A team of researchers from Facebook and UC Berkeley has proposed a new paradigm for computer vision. Unlike conventional approaches that use pixel arrays and convolutions as image representations, the new paradigm leverages token-based image representation and visual transformers.

In the paper Visual Transformers: Token-based Image Representation and Processing for Computer Vision, the team demonstrates how the paradigm can overcome the limitations of existing approaches and achieve better performance with lower computational costs on vision tasks.

Visual information can be captured and processed as arrays of pixels. The computer vision field has seen significant advancements thanks to the de facto deep learning operators, convolutions, which can accept and output pixel arrays with great success. However, the limitations of such approaches have challenged researchers to improve on the current paradigm. Researchers have noticed for example that each pixel bears varying importance for the target task. Convolutions distribute computation over all pixels regardless of their relative importance, which eventually causes redundancy in both computation and representations.

The deep learning architecture Transformer has been widely used in natural language processing (NLP) and is now gaining popularity in computer vision. In this study, the researchers replace pixel arrays with language-like descriptors, or tokens. Tokenization is a prevalent task in NLP that chops up given character sequences and defined document units into pieces called tokens — an instance of a sequence of characters that are grouped together as a useful semantic unit for processing.

A simple example of tokenization

The team first use convolutions to extract a feature map representation from a given image, as convolutions are very effective at processing low-level visual features. Once images represented as a set of visual tokens, researchers then apply visual transformers to find relationships between visual semantic concepts.

There are three major components in each stacked visual transformer — a tokenizer, a transformer, and a projector.

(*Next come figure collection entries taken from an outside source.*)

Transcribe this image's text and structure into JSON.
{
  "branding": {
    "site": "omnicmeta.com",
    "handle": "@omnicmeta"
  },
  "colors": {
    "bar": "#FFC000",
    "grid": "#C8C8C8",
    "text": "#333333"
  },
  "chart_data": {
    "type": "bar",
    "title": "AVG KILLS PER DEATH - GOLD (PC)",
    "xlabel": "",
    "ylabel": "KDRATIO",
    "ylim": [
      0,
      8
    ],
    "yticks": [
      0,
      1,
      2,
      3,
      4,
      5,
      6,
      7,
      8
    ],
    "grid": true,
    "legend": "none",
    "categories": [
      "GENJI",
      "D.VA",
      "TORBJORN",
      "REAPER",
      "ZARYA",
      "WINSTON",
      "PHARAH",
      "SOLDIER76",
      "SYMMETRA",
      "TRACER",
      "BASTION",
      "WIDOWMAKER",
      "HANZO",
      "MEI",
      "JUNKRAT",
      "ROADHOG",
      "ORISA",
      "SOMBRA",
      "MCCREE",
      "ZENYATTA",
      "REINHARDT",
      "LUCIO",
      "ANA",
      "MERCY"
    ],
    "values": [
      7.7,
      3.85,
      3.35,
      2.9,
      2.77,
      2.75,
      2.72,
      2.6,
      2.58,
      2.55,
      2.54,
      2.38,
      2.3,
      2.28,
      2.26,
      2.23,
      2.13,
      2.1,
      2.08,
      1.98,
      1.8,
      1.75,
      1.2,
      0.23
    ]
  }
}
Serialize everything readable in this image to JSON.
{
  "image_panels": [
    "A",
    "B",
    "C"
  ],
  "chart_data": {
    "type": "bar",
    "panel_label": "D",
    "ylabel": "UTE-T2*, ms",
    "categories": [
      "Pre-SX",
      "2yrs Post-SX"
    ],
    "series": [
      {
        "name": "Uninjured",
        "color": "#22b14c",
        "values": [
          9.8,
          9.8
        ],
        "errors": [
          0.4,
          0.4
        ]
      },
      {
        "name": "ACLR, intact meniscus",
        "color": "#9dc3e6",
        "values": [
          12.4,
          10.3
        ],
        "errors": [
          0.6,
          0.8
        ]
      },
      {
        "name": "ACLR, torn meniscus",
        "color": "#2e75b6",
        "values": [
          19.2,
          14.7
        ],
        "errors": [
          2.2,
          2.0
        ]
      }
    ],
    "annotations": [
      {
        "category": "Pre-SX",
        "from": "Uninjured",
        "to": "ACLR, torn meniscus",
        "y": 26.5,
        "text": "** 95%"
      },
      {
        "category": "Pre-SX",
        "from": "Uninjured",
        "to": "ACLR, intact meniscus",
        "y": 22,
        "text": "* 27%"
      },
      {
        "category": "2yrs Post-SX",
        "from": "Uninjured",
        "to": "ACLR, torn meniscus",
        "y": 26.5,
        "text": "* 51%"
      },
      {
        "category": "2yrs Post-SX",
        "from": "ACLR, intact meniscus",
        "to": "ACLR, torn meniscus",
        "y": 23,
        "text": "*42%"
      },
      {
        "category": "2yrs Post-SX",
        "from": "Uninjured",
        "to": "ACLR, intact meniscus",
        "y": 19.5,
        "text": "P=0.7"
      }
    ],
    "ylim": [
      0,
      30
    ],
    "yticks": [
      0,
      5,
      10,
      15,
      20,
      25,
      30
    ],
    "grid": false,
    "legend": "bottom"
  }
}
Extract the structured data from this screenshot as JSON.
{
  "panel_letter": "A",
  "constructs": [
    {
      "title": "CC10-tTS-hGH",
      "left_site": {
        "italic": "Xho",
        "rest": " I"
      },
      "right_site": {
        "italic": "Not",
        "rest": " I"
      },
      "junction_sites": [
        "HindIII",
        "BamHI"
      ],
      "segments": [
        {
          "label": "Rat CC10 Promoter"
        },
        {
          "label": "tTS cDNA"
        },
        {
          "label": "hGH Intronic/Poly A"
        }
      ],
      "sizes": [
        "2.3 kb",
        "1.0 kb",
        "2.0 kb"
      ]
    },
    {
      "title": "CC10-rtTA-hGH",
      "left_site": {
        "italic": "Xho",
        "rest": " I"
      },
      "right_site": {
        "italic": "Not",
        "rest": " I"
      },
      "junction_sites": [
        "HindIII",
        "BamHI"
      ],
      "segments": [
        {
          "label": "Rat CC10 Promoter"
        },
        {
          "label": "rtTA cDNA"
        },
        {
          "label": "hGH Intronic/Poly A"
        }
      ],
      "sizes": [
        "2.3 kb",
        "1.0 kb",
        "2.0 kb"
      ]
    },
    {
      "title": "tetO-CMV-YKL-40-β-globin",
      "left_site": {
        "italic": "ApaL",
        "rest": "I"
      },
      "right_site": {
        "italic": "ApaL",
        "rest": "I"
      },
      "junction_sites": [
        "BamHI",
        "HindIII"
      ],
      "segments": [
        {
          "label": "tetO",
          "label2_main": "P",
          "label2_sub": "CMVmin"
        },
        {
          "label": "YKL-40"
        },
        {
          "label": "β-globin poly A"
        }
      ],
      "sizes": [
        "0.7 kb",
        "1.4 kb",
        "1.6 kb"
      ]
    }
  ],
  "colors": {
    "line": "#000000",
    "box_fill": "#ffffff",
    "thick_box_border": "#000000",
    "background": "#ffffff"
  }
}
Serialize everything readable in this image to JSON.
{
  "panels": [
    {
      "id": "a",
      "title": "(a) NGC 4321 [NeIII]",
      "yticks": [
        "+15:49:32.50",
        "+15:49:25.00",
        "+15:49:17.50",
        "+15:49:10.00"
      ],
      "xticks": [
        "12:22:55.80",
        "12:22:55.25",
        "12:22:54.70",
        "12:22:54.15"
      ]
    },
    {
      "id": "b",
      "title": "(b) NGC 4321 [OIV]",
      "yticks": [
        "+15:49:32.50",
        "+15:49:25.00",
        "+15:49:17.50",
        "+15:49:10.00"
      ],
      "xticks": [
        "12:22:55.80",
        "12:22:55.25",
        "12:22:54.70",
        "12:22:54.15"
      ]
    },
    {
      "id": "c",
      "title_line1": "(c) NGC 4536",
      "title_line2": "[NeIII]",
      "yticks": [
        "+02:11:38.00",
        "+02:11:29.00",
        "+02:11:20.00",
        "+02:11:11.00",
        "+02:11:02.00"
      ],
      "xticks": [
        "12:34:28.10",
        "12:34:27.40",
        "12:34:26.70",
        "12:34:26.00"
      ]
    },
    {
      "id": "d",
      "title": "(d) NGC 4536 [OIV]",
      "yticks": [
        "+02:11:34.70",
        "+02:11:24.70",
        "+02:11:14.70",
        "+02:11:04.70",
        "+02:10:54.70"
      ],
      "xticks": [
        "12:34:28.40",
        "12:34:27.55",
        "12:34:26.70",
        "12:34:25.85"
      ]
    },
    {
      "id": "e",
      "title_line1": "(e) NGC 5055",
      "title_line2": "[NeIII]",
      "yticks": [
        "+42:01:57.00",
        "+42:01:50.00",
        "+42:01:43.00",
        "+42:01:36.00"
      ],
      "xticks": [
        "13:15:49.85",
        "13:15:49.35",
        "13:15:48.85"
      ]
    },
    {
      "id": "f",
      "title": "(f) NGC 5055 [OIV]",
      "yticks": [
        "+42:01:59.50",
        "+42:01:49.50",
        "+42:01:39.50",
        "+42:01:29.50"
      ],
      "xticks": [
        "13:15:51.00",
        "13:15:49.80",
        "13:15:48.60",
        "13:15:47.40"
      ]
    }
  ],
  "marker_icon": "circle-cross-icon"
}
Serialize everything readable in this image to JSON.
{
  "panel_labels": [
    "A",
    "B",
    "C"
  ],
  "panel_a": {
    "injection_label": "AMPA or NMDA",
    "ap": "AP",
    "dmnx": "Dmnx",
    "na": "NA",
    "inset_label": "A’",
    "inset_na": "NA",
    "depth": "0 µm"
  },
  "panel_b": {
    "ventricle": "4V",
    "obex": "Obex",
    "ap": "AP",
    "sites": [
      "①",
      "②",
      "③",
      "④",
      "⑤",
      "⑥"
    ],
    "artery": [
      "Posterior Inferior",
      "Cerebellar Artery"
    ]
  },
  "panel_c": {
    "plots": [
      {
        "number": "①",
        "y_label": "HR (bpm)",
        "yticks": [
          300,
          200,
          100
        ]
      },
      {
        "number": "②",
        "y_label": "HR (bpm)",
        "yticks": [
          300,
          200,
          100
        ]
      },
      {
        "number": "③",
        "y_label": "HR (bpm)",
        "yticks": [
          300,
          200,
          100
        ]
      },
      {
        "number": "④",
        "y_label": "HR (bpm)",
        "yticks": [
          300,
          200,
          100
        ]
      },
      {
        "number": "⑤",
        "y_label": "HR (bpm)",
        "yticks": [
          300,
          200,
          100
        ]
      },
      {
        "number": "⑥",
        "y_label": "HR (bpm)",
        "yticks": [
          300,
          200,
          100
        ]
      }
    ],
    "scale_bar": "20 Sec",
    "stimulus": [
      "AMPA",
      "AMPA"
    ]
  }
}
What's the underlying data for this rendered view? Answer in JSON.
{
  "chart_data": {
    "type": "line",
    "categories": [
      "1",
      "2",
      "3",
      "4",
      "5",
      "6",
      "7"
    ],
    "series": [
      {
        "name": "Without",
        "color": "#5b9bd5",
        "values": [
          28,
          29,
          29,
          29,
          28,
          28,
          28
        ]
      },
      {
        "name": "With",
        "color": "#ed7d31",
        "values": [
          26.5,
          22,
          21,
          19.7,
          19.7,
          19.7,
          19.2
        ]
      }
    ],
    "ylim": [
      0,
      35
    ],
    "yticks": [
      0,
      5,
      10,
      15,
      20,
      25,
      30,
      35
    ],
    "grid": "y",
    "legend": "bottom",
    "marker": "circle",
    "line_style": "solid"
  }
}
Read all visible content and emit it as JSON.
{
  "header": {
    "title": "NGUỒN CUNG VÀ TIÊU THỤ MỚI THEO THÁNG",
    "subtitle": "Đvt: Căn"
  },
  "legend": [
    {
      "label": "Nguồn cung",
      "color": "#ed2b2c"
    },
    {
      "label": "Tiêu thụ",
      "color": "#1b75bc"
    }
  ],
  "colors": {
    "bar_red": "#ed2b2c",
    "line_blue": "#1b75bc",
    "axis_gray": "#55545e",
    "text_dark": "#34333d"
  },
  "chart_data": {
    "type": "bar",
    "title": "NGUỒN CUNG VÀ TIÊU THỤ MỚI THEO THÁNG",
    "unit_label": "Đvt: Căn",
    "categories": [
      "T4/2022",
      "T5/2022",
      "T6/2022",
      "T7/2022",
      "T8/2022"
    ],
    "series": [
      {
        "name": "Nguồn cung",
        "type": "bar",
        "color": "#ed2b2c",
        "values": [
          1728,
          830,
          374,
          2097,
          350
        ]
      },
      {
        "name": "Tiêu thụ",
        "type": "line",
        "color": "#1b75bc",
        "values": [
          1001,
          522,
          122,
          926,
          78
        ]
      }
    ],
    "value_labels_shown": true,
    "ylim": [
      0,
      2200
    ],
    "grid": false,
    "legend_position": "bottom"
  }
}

The tokenizer is responsible for extracting a small number of visual tokens from the feature map. The transformer then captures the interaction between the visual tokens and computes output tokens. Finally, the projector fuses the output tokens back to the feature map. The researchers explain that they fuse the output of the transformer back to the feature map to augment the pixel-level representation because many vision tasks require pixel-level details that are not preserved in the visual tokens. The visual transformers layer ensures that both visual tokens and feature maps are used as output, where the former captures high-level semantics in the images while the latter preserves the pixel-level details.

In experiments, the researchers observed that the computational cost for the visual transformer is very low, given that the new paradigm only requires computing on a small number of visual tokens. On classification tasks on ImageNet, the team used ResNest as a baseline and replaced the last stage of the network with visual transformers blocks, resulting in savings of up to 6.9x MACs (multiply-accumulate operations, one of the most time-consuming operations in a deep neural network) for the stage, and achieving up to 4.53 points higher top-1 accuracy. The proposed paradigm showed similar advantages on the semantic segmentation task on COCO-Stuff and Look-Into-Person datasets.

The paper Visual Transformers: Token-based Image Representation and Processing for Computer Vision and pseudocode for the visual transformer are on arXiv, and the model will be open-sourced after the paper publication.